The above is a specific description of the preferred implementation of the utility model, but the utility model is not limited to the embodiments, and those skilled in the art can also make various equivalent deformations without violating the spirit of the utility model Or replacement, these equivalent modifications or replacements are all included within the scope defined by the claims of the present application.

Claims (9)

1. electric wetting liquid lens, comprise: container, electrolytic liquid and nonelectrolyte liquid, electrolytic liquid and nonelectrolyte liquid to be placed in described container and to form an interface in described containers, voltage can be applied to change the shape at described interface to described electrolytic liquid after described container powers up, the inwall of described container is provided with the first coating, it is characterized in that: the compatibility of described first coating to described electrolytic liquid is weaker than its compatibility to described nonelectrolyte liquid, and described inwall is also provided with the positioning lattice played the role of positioning to described interface.

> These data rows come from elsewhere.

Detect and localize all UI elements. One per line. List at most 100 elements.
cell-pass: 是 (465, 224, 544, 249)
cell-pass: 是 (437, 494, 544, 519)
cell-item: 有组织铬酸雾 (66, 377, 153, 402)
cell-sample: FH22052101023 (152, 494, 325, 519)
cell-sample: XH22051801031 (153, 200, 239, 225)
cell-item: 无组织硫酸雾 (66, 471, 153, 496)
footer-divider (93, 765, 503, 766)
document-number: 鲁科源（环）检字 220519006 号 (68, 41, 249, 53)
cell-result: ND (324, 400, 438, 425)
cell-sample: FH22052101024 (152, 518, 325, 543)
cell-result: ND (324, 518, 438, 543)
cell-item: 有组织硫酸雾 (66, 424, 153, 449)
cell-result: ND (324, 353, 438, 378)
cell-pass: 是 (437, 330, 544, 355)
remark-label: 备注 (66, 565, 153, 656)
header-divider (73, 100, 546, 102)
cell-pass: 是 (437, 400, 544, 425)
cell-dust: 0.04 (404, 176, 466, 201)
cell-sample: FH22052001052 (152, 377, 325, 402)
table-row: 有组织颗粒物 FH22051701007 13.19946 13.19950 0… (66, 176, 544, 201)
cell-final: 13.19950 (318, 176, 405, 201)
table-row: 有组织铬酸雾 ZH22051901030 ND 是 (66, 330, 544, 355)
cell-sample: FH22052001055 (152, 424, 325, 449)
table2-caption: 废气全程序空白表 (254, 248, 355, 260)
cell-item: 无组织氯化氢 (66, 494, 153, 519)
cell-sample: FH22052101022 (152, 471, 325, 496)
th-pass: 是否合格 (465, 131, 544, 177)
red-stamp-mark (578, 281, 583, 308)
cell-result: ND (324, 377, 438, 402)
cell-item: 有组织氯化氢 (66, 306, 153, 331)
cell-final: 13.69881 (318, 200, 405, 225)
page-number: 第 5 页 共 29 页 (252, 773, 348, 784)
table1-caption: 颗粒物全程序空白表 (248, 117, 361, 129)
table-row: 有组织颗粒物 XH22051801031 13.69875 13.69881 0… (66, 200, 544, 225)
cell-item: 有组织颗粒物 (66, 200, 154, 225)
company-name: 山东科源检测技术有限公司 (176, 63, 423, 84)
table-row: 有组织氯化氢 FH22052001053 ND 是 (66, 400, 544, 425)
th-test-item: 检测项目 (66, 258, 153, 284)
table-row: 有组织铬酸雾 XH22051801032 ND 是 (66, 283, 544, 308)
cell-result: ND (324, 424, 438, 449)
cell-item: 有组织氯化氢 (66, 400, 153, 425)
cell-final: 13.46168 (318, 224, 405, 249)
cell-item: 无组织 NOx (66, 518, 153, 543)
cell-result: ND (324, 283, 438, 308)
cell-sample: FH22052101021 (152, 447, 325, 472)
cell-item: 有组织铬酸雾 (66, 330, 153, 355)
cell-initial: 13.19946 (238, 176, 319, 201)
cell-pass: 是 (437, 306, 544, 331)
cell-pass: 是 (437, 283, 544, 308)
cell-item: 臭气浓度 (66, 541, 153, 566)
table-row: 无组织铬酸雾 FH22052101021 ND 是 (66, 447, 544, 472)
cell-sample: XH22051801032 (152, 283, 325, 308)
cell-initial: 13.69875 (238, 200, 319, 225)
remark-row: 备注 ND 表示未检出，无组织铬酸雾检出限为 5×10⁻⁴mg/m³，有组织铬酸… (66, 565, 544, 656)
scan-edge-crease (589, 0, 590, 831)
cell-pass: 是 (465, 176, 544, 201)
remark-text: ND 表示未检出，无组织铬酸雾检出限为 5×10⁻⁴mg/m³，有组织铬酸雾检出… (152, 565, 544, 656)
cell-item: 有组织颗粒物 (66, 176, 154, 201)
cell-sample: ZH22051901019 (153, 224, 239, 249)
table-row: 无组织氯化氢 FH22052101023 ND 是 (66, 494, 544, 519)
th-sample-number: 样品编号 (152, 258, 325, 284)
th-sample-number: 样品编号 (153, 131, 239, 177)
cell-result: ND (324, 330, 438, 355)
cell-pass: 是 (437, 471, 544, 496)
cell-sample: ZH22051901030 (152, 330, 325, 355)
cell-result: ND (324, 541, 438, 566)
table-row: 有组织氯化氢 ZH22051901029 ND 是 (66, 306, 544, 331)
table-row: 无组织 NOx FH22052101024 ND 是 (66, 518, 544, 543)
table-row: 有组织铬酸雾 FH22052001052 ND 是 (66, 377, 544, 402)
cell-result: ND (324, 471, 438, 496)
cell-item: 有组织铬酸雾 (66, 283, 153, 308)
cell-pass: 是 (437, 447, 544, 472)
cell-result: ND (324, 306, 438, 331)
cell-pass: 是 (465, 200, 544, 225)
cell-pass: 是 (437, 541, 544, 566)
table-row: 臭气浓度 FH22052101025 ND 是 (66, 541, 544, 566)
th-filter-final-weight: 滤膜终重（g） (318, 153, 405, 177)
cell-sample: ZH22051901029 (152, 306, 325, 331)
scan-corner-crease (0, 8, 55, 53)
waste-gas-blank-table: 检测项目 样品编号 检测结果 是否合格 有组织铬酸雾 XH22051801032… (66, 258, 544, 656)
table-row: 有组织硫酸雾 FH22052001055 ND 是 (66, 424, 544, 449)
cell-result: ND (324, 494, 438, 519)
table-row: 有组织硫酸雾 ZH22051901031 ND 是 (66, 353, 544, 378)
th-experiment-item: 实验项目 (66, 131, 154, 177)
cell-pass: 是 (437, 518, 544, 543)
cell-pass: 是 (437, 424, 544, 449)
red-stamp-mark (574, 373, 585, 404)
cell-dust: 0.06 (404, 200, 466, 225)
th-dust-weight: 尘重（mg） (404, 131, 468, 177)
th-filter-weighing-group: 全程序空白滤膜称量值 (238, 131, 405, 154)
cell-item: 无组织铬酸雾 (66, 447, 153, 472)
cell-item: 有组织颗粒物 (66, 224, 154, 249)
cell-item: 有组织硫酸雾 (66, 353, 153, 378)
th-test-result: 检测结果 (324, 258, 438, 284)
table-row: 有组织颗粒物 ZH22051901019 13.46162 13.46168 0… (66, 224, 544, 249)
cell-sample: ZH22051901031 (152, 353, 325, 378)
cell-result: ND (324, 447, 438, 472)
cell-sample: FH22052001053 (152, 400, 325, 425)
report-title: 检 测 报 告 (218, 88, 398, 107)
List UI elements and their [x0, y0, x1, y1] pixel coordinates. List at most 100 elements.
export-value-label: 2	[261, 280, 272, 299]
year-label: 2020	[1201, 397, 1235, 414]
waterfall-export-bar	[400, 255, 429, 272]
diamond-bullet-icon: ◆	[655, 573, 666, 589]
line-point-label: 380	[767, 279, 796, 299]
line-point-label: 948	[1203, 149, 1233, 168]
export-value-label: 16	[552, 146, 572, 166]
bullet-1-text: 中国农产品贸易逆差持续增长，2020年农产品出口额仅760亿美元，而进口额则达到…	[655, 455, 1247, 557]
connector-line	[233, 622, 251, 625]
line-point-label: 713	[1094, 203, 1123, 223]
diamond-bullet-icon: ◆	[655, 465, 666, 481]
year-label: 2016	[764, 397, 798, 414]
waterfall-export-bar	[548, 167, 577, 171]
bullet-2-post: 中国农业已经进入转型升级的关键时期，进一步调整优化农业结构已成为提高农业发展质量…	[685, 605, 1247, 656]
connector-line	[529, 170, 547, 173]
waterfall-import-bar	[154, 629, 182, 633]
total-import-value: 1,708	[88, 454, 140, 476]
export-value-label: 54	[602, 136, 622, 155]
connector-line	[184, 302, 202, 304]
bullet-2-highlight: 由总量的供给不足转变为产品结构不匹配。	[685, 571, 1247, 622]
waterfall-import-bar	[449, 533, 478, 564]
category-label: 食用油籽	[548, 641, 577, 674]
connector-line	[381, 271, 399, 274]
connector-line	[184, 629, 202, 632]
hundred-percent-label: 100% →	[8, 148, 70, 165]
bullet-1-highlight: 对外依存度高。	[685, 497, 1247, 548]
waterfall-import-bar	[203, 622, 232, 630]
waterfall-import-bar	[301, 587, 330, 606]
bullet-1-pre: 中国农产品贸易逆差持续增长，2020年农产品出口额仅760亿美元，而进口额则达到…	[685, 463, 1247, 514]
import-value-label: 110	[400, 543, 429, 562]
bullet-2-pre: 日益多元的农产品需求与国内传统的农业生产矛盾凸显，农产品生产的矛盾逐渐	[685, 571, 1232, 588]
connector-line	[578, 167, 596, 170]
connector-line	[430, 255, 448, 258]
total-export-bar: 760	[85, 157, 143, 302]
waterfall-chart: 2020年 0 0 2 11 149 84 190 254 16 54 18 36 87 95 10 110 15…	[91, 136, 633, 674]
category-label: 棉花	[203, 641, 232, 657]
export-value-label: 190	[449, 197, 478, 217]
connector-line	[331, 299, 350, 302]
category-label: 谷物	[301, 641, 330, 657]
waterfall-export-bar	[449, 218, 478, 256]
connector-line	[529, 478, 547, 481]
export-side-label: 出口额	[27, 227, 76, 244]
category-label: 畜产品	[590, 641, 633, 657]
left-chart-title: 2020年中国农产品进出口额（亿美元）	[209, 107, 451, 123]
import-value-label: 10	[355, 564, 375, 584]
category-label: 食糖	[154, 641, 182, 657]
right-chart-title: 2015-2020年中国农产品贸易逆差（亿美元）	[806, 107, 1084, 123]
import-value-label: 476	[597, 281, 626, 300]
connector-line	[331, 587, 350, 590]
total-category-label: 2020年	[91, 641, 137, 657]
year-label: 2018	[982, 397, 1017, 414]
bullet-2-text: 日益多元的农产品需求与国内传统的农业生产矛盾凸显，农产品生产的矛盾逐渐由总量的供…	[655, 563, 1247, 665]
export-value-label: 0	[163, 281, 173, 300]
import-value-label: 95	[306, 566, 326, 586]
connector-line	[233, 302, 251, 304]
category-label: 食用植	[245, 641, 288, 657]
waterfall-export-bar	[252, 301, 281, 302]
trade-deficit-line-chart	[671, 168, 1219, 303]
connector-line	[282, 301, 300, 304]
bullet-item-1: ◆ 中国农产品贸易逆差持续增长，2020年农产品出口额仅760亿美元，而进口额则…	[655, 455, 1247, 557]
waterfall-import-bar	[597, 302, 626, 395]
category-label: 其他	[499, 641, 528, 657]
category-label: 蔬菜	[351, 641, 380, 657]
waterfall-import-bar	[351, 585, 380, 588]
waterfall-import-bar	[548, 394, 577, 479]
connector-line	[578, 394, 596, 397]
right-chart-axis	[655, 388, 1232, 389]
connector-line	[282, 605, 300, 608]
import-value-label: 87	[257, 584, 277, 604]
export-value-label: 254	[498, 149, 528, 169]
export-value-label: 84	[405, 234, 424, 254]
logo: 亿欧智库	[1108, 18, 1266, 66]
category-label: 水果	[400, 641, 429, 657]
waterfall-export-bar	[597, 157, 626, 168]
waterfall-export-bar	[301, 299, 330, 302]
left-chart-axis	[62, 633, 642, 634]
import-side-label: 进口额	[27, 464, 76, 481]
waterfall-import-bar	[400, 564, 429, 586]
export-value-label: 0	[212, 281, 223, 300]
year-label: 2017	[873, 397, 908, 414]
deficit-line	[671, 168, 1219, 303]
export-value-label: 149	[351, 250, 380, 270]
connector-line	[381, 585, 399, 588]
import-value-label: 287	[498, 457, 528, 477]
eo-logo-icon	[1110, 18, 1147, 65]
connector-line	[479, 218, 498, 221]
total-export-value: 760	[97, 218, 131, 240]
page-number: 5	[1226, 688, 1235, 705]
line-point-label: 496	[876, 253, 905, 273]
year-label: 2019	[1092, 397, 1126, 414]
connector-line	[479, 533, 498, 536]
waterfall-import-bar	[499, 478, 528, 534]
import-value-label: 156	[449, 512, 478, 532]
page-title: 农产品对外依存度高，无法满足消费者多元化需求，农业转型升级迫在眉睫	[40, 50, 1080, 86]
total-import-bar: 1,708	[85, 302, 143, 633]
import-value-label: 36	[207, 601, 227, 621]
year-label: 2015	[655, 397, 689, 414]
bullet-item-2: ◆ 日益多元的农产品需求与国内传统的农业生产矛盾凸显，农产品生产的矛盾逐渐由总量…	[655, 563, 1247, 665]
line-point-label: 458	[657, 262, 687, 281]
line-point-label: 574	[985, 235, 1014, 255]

2. electric wetting liquid lens as claimed in claim 1, is characterized in that: be provided with alignment layers between described inwall and the first coating, and described alignment layers is provided with ring-type location wall, forms described positioning lattice between the wall of adjacent described location.

3. electric wetting liquid lens as claimed in claim 2, is characterized in that: be provided with conductive layer between described inwall and described alignment layers.

4. electric wetting liquid lens as claimed in claim 3, it is characterized in that: described container comprises conductive cover plate, electrically-conductive backing plate and is placed in the cavity pipe between described conductive cover plate and electrically-conductive backing plate, and described conductive layer and alignment layers are placed between described cavity inside pipe wall and the first coating.

5. the electric wetting liquid lens as described in any one of Claims 1-4, is characterized in that: described first coating is formed by insulating hydrophobic Material coating.

6. the electric wetting liquid lens as described in claim 3 or 4, is characterized in that: described conductive layer comprises at least two pieces of electrodes be separated along described container axis direction.

7. electric wetting liquid lens as claimed in claim 2, is characterized in that: described alignment layers is the micrometer structure adopting photoetching process to be formed.

8. a mobile phone, is characterized in that: comprise electric wetting liquid lens as claimed in claim 1.

9. a digital camera, is characterized in that: comprise electric wetting liquid lens as claimed in claim 1.